Providing them a platform that balances powerful editorial flexibility without adding workflow overhead, and which also upholds business needs, is a responsibility Nexstar took to heart when devising a move from an underpowered solution to a new owned and operated system in 2021.

Nexstar needed a better-performing mobile app platform, so it created its own.
Nexstar needed a better-performing mobile app platform, so it created its own.

Three years ago, Nexstar’s 100 local newsrooms all used a SaaS mobile app platform that was serviceable in delivering users a simple feed of recently published stories, but little else. The platform was mired in inefficiencies, had a clunky user interface, and lacked flexibility from an editorial or development perspective.

In late 2019, Nexstar acquired 20 more large newsrooms on a different — but equally substandard — app system. The writing was on the wall: The product team at Nexstar Digital needed a new, scalable home-built platform for the company’s growing mobile user base.

Outlining the issues

In a stellar case study of product design, the team started by laying out the issues they were trying to solve in a new system, including:

  • Matching the editorial curation between app and Web.
  • Conveying quality through design.
  • Allowing for self-determination of the development roadmap.
  • Increasing the presence and visibility of video.
  • Improving analytics capabilities.
  • Deepening engagement.
  • Lifting revenue.
  • Limiting impact to newsroom workflow.
The new design and features were the result of collaboration between multiple departments.
The new design and features were the result of collaboration between multiple departments.

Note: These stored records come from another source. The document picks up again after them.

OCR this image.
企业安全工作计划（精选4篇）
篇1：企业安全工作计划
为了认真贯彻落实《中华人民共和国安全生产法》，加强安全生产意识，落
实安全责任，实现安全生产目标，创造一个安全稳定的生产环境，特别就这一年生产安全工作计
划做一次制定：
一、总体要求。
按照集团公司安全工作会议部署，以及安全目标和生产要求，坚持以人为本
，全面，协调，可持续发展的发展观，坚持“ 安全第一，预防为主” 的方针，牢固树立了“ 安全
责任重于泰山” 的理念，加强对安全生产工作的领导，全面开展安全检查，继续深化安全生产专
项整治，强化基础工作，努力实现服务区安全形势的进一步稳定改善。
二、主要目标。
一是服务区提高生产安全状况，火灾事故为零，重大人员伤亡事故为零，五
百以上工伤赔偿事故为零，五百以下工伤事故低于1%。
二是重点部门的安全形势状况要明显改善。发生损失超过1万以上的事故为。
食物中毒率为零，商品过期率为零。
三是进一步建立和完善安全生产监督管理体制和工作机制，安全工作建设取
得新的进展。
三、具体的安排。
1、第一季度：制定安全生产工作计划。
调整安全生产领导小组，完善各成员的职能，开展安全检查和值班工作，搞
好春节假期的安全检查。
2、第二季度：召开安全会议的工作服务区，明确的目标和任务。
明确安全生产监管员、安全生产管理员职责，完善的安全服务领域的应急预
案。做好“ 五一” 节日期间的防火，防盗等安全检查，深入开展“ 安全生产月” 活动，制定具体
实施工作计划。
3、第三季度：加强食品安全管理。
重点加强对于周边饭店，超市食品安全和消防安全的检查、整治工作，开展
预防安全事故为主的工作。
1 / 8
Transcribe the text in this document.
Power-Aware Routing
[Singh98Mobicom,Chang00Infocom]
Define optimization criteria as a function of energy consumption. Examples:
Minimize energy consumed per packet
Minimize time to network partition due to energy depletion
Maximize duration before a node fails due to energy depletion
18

In 2020, Nexstar Digital’s product team collaborated with editorial, engineering, marketing, sales, and programme management to define requirements.

Working through a full design and feature rethink with the agency Code & Theory, the requirements and UX came together in a modernised vision of how Nexstar Digital wanted its individual news agencies to stand out against the competition. User research and competitive audits informed the decisions, including a need to improve legibility and accessibility features for users with low vision.

The result was an elegant experience with clearly defined topic-specific modules that automatically pull the same top stories as stations’ Web sites while allowing some content and feature differentiation to serve the on-the-go nature of app browsing.

All this would be built into a single centrally developed codebase and released across the individual apps with CMS-differentiated branding and content. After initial setup, editors would not have to do any separate regular programming of the apps, allowing their focus to remain on publishing news, and letting the systems handle distribution to their Web sites and apps.

Development continued into 2021 with significant internal beta testing and training of six newsrooms. With almost 120 apps to be launched, Nexstar Digital set a slow, cautious rollout period for the beta group, giving time for any unexpected surprises to be discovered.

The new mobile app was rolled out slowly to allow time for adjustments if needed.
The new mobile app was rolled out slowly to allow time for adjustments if needed.

The beta stations launched in March 2021. Once those were live and shown to be stable, the remaining apps were launched in three waves, separated by two weeks to ensure time to prepare the editorial staff. The releases were successful, and the newsrooms were pleased with the improved channel of reporting and representation of their local brands.

From the beginning of the project, Nexstar Digital’s analytics and revenue goals were set, reviewed, and signed off on by all parties.

Efforts pay off

After the rollout was complete, Nexstar set to work reviewing user feedback and deep-diving on the analytics insights the updated tagging structure provided to assess how the new platform was tracking to meet expectations.

Through iterative strategic adjustments to the experience over the following months that created new opportunities for users to deepen their visits, both revenue and engagement metrics outpaced the old platforms within seven months, with a 35% revenue increase and double-digit percentage increase in video views.

Building a new app platform from the ground up is a massive endeavor for any news organisation. To build one that serves 116 newsrooms, out-performs the previous platform, serves users and editors alike, and frees an organisation to set its own roadmap instead of depending on external vendors is a gratifying achievement.

Orchestration on this scale required strong project management across multiple teams, ultimately leaving the company’s bottom line stronger, technology more scalable, reporting better represented, and newsrooms better able to inform their readers.